There is speculation that vitamin D deficiency may directly affect the balance of dopamine and norepinephrine receptors, which can lead to symptoms of depression. Other speculation revolves around Vitamin D3′s immune regulating responses to prevent inflammation, which is often linked with anxiety or depression.
An immune response that’s too strong can cause inflammation, as well as a response that is not enough allows inflammation to occur. As an immune system regulator, vitamin D3 boosts or dampens immune responses as needed to help prevent inflammation.
Vitamin D deficiency has also been associated with hyperthyroidism (too much thyroid hormonal activity), and hyperthyroidism has often been discovered among older depressed men and women.
In addition to regulating the immune system up or down as needed, so too does D3 regulate the stress hormone glucocorticoid.

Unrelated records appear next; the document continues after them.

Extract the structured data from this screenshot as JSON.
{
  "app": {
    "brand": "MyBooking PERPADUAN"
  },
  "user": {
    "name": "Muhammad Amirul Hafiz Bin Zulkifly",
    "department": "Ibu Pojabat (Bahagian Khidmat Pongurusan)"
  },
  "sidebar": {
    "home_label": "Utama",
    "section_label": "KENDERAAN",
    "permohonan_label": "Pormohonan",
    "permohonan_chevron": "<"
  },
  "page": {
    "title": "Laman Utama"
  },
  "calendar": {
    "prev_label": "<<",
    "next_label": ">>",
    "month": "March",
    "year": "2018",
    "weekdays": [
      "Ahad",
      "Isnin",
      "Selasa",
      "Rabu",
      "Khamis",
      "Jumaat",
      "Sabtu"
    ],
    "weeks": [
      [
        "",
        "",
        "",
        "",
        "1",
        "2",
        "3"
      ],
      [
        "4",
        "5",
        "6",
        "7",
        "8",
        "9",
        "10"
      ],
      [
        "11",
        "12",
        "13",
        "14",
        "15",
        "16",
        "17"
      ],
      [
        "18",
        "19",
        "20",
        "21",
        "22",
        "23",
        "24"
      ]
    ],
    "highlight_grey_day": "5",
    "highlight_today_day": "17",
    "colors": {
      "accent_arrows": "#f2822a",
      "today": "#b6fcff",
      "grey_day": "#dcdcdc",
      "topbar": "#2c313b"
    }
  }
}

Too much or too little of this hormone is associated with mental disorders.
Vitamin D3 provides an enzyme essential for creating catecholamine neurotransmitters, such as dopamine, adrenaline, and noradrenaline. These neurotransmitter imbalances are associated with bipolar disorders, schizophrenia, and of course, depression.
It’s also known that the summer sun, which has the highest amount of UVB vitamin D3 creating rays, increases serotonin levels. Summertime is the time to ditch any skin cancer paranoia and get plenty of reasonable direct sunlight to the skin.